Frontline involved a dispute over the effect of a non-competition agreement contained in Equity Incentive Grant Agreements entered into between a parent entity, fund entities of the parent’s private equity owners, and employees of an operating subsidiary of that parent entity. Through the Equity Incentive Grant Agreements the employees received equity units in the parent, and in exchange agreed to certain non-competition covenants. But the operating subsidiary employer was not a party to the Equity Incentive Grant Agreements and the non-competition provision only prohibited the operating subsidiary’s employees from going to work for a competitor of the parent. […] The employees terminated their employment with the operating subsidiary and went to work for what was alleged to be a direct competitor of the operating subsidiary.

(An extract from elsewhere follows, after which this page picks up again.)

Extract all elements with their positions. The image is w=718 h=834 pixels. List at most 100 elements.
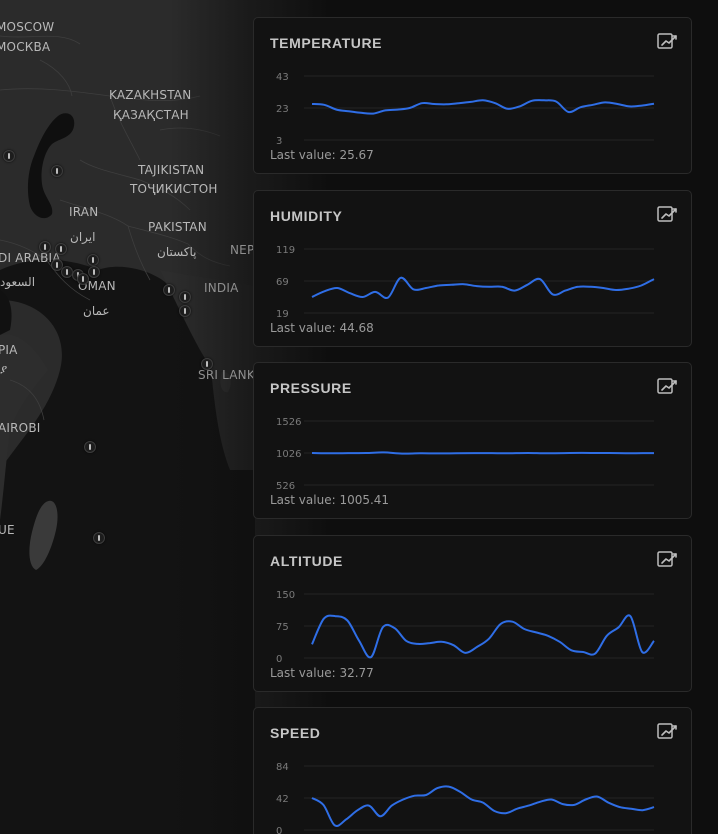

Vice Chancellor Will found that the “parent’s business was owning the operating subsidiary, not engaging in the business in which the operating subsidiary engaged.” And, concerning the plaintiff’s argument of mutual mistake:

Vice Chancellor Will acknowledged that what was intended by the non-competition agreement “was to prevent the employees from working for a competitor of its operating subsidiary.”  But what was intended and what was said were in this case two different things. According to the court, no showing was made here that the parties had reached “a specific prior understanding that differed materially from the written [equity grant] agreements” that were signed by the parties.  And simply failing to properly draft the restrictive covenant in a manner the plaintiff may have intended, to thereby support the equity grant that was given to the employee, was not, according to the court, a mutual mistake.